JakartaInsideCom–Pablo Neruda, penyair kelahiran Chile yang namanya identik dengan cinta dan revolusi, tetap menjadi figur yang memantik perdebatan lintas generasi dan geografi.
Lebih dari sekadar arsitek kata, Neruda—yang lahir dengan nama Neftalí Ricardo Reyes Basoalto pada 1904—merupakan tokoh politis, diplomat, dan saksi sejarah yang turut mewarnai pergolakan Amerika Latin sepanjang abad ke-20.
Sebagaimana dicatat dalam Britannica, ayah Neruda adalah seorang pekerja kereta api, sementara ibunya—yang meninggal tak lama setelah kelahirannya—berprofesi sebagai guru sekolah. Masa kecilnya yang sunyi di Temuco menjadi lahan subur bagi kegemarannya menulis. Pada usia 16 tahun, ia mulai menggunakan nama pena “Pablo Neruda” untuk menghindari tentangan ayahnya terhadap puisi.
Karya pertamanya yang mengguncang dunia sastra ialah Veinte Poemas de Amor y una Canción Desesperada (1924), sebuah kumpulan puisi cinta yang membakar dan getir. Menurut Poetry Foundation, puisi–puisi dalam buku ini memadukan sensualitas tubuh manusia dengan melankolia lanskap Amerika Selatan. Buku tersebut terjual lebih dari satu juta eksemplar—pencapaian langka untuk sebuah karya puisi berbahasa Spanyol.

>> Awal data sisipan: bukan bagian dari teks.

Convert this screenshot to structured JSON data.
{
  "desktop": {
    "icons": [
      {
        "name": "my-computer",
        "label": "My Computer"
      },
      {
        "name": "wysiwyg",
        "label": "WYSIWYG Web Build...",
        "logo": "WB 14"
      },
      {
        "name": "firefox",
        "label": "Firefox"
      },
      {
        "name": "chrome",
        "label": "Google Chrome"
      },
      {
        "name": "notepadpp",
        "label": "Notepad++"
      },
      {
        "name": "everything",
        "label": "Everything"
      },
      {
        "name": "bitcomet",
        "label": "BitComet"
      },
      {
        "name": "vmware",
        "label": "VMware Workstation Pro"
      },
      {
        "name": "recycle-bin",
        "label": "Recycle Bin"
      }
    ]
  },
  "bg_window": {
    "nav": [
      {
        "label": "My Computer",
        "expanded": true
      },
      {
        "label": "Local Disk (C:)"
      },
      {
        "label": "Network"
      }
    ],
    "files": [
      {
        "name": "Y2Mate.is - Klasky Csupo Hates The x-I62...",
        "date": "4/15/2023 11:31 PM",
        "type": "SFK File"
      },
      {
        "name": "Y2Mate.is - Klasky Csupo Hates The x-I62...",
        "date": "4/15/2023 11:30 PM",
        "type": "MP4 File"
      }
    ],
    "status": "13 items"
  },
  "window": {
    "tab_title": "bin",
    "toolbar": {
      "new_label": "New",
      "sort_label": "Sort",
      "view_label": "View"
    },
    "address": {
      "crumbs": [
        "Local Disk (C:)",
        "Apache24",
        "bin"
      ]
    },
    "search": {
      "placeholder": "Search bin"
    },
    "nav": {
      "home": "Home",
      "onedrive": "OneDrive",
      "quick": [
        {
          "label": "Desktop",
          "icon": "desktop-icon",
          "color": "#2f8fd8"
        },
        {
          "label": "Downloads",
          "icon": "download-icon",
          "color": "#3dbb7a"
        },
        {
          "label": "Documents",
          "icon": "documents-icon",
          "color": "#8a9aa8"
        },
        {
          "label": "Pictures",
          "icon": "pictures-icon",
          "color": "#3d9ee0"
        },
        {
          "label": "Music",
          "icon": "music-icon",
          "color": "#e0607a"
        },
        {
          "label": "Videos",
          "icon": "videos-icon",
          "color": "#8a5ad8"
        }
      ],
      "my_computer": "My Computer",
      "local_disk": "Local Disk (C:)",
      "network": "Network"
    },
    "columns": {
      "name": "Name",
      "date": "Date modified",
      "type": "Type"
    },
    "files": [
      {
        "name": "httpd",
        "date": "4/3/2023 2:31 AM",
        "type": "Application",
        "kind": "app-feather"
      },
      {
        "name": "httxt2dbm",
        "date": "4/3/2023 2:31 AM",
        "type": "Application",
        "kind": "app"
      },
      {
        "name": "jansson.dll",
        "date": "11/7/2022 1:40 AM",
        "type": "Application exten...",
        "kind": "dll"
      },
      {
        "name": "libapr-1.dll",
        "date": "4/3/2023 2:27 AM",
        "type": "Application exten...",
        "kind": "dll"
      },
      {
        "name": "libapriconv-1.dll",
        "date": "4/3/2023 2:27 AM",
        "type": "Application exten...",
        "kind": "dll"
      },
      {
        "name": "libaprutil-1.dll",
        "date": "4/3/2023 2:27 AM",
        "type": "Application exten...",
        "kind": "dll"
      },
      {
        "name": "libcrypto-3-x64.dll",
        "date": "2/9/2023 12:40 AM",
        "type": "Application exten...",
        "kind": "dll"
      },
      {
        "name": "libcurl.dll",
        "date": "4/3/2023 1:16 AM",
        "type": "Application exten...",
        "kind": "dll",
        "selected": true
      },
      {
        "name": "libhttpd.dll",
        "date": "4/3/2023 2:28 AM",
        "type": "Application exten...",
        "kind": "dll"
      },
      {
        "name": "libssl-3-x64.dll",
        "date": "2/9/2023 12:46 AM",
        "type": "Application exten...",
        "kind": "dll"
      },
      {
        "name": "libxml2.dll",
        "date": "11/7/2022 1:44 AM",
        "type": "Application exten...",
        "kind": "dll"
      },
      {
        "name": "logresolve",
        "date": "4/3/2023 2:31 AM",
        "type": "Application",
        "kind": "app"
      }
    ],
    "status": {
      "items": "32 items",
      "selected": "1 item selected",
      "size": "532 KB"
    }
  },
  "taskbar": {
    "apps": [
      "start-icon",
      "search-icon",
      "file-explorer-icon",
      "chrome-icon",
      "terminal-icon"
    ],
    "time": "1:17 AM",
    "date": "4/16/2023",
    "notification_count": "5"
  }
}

Namun gairah Neruda tak berhenti pada tema cinta. Dalam Residencia en la Tierra, ia mulai mengeksplorasi alienasi, absurditas, dan horor modernitas, dengan pengaruh kuat dari gerakan surealisme. Pandangan dunianya yang semakin politis mencapai puncaknya dalam Canto General (1950), sebuah epos sepanjang 15.000 baris yang mendokumentasikan sejarah Amerika Latin dari perspektif rakyat tertindas, sebagaimana dicatat dalam laman Fundación Neruda.
Diplomasi, Komunisme, dan Pengasingan
Karier diplomatik Neruda membawanya ke Asia, Eropa, hingga Meksiko, dan menjadikannya saksi langsung atas kekejaman Perang Saudara Spanyol. Ia menjalin persahabatan erat dengan Federico García Lorca, penyair yang kemudian dibunuh oleh rezim fasis Franco.
Menurut Poets.org, kematian Lorca merupakan titik balik dalam kehidupan Neruda. Ia bergabung dengan Partai Komunis Chile dan menjabat sebagai senator pada 1945, namun kemudian menjadi buronan setelah partainya dilarang. Dalam pelariannya—termasuk pelintasan Pegunungan Andes secara ilegal—Neruda menulis dengan kemarahan yang disublimasi menjadi cinta bagi rakyatnya. “Saya telah mencoba menjadi suara bagi mereka yang tak bersuara,” ujarnya dalam pidato Nobel, sebagaimana dikutip NobelPrize.org, yang ia sampaikan di Stockholm pada 1971, saat dianugerahi Nobel Sastra atas karya–karya yang disebut “membangkitkan takdir dan impian sebuah benua dengan kekuatan elemental”.